Un nuovo studio della School of Medicine dell’Università di Washington rivela che gli studenti delle scuole superiori statunitensi di età compresa tra 13 e 18 anni trascorrono in media 1,16 ore ogni giorno scolastico utilizzando i propri smartphone. Pubblicata sul Journal of the American Medical Association, la ricerca evidenzia le crescenti preoccupazioni circa l’impatto del tempo eccessivo trascorso davanti allo schermo sull’istruzione e sullo sviluppo degli adolescenti.
Design e modelli di utilizzo avvincenti
I ricercatori hanno monitorato l’utilizzo dello smartphone di 640 adolescenti con il consenso dei genitori tra settembre 2022 e maggio 2024. I dati indicano che le app di social media – Instagram, TikTok e Snapchat – dominano il tempo trascorso davanti allo schermo, seguite da YouTube e dai giochi mobili. Ciò è in linea con una ricerca più ampia che mostra che queste piattaforme sono progettate per la dipendenza. Gli studi della Brown University dimostrano che queste app innescano il rilascio di dopamina, creando un ciclo rinforzante di gratificazione immediata.
Lo studio ha inoltre rilevato che gli adolescenti più grandi (16-18) provenienti da famiglie a basso reddito tendono a mostrare un maggiore utilizzo degli smartphone, potenzialmente a causa di un accesso ineguale ad attività alternative o di una maggiore dipendenza dai dispositivi per l’intrattenimento. Questa disparità sottolinea come i fattori socioeconomici si intersecano con l’uso della tecnologia.
Calo di attenzione e rendimento accademico
Gli esperti avvertono che questo livello di distrazione ostacola il coinvolgimento degli studenti in classe e compromette la loro capacità di sviluppare abilità sociali vitali. Il dottor Dimitri Christakis, autore senior dello studio, ha sottolineato che “queste app sono progettate per creare dipendenza, privando gli studenti delle opportunità di impegnarsi pienamente nell’apprendimento”.
L’aumento dell’uso degli smartphone coincide con il calo dei punteggi di matematica e lettura a livello nazionale, una tendenza esacerbata dalle interruzioni legate alla pandemia. Una ricerca separata della Nanyang Technological University di Singapore suggerisce che l’accesso costante all’intrattenimento rapido è legato a una concentrazione ridotta e a tempi di attenzione più brevi. Ciò solleva interrogativi sugli effetti cognitivi a lungo termine.

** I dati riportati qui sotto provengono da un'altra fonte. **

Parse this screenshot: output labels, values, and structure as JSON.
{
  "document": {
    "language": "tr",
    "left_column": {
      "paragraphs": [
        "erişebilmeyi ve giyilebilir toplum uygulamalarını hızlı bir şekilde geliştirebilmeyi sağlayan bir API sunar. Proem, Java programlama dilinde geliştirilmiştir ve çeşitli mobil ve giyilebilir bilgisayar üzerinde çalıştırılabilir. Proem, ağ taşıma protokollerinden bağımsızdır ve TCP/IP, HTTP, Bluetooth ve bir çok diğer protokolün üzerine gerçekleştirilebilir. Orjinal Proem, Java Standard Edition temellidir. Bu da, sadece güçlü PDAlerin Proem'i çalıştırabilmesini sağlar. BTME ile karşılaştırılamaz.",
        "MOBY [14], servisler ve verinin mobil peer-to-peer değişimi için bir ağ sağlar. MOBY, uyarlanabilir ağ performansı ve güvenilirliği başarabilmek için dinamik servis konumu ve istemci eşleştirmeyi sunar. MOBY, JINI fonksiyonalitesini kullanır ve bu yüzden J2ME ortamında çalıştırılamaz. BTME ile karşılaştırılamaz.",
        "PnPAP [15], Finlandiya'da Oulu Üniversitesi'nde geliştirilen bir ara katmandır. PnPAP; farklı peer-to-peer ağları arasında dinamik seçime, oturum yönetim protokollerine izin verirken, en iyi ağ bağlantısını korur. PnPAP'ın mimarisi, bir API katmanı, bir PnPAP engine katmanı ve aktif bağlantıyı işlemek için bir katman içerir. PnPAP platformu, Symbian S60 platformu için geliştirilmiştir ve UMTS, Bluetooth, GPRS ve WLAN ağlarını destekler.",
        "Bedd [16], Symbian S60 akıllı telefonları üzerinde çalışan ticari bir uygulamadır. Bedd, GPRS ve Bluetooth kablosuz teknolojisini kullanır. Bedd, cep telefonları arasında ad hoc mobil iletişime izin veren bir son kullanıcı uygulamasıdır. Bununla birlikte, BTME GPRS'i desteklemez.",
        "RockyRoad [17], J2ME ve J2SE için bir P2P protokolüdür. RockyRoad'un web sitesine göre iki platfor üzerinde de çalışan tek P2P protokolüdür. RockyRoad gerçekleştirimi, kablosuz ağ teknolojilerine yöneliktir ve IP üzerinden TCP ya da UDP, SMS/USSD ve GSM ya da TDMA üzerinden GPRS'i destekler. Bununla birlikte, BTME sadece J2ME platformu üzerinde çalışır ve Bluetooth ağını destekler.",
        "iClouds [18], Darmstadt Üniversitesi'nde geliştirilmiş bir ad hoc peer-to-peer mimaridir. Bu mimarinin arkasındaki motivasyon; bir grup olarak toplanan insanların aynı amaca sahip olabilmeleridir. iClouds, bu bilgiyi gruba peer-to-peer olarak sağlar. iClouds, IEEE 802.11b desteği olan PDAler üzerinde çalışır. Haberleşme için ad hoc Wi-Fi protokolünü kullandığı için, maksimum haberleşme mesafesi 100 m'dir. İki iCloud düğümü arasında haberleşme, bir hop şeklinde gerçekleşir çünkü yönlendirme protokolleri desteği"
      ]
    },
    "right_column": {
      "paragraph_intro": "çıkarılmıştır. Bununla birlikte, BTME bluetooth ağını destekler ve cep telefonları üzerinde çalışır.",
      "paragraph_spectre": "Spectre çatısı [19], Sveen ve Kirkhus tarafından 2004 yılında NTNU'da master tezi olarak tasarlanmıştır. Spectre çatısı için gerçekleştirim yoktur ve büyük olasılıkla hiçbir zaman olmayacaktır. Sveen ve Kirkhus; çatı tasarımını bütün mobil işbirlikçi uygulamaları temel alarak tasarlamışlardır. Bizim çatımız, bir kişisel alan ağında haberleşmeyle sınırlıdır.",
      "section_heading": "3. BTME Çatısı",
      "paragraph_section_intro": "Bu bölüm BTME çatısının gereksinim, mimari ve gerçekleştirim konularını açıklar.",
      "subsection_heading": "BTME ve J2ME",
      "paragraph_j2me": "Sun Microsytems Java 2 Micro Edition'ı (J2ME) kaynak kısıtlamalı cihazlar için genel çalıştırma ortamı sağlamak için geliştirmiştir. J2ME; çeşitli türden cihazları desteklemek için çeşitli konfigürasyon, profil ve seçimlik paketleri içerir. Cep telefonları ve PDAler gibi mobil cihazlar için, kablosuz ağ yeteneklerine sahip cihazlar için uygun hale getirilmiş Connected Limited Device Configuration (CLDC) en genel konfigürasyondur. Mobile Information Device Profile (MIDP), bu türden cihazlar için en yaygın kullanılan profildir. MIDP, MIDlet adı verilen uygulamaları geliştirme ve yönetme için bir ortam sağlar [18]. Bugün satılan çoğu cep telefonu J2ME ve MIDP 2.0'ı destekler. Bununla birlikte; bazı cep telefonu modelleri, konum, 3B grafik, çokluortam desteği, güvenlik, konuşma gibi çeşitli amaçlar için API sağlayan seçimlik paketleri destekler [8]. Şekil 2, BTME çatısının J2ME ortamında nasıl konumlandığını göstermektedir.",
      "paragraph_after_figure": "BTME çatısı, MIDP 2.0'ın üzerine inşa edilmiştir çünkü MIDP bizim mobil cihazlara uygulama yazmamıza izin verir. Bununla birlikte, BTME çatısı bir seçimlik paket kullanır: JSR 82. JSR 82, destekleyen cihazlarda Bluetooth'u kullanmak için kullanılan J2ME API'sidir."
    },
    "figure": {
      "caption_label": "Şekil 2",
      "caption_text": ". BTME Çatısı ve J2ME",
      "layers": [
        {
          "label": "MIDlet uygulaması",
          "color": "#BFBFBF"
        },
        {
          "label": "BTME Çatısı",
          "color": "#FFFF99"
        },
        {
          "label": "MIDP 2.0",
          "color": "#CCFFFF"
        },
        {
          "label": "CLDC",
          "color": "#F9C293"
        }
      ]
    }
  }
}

Sfide politiche e di applicazione
Attualmente, 35 stati e Washington D.C. hanno adottato una qualche forma di politica di divieto telefonico e il 74% degli adulti è favorevole a restrizioni più ampie nelle scuole medie e superiori. Tuttavia, il dottor Christakis nota che l’applicazione rimane debole: “Fino ad oggi, sono stati applicati molto poco, se non del tutto. ”
Il dibattito sull’uso del telefono nelle scuole è in corso e alcuni sostengono che i dispositivi possano essere utilizzati per scopi didattici. Tuttavia, un numero crescente di prove suggerisce che l’accesso incontrollato agli smartphone rappresenta una minaccia significativa per l’apprendimento e lo sviluppo degli studenti.
La crescente prevalenza della dipendenza da smartphone tra gli adolescenti solleva gravi preoccupazioni generazionali, ostacolando potenzialmente la loro capacità di prosperare in un panorama educativo sempre più competitivo.
La questione richiede qualcosa di più della semplice politica; richiede un’attuazione efficace e un cambiamento culturale più ampio verso un uso consapevole della tecnologia.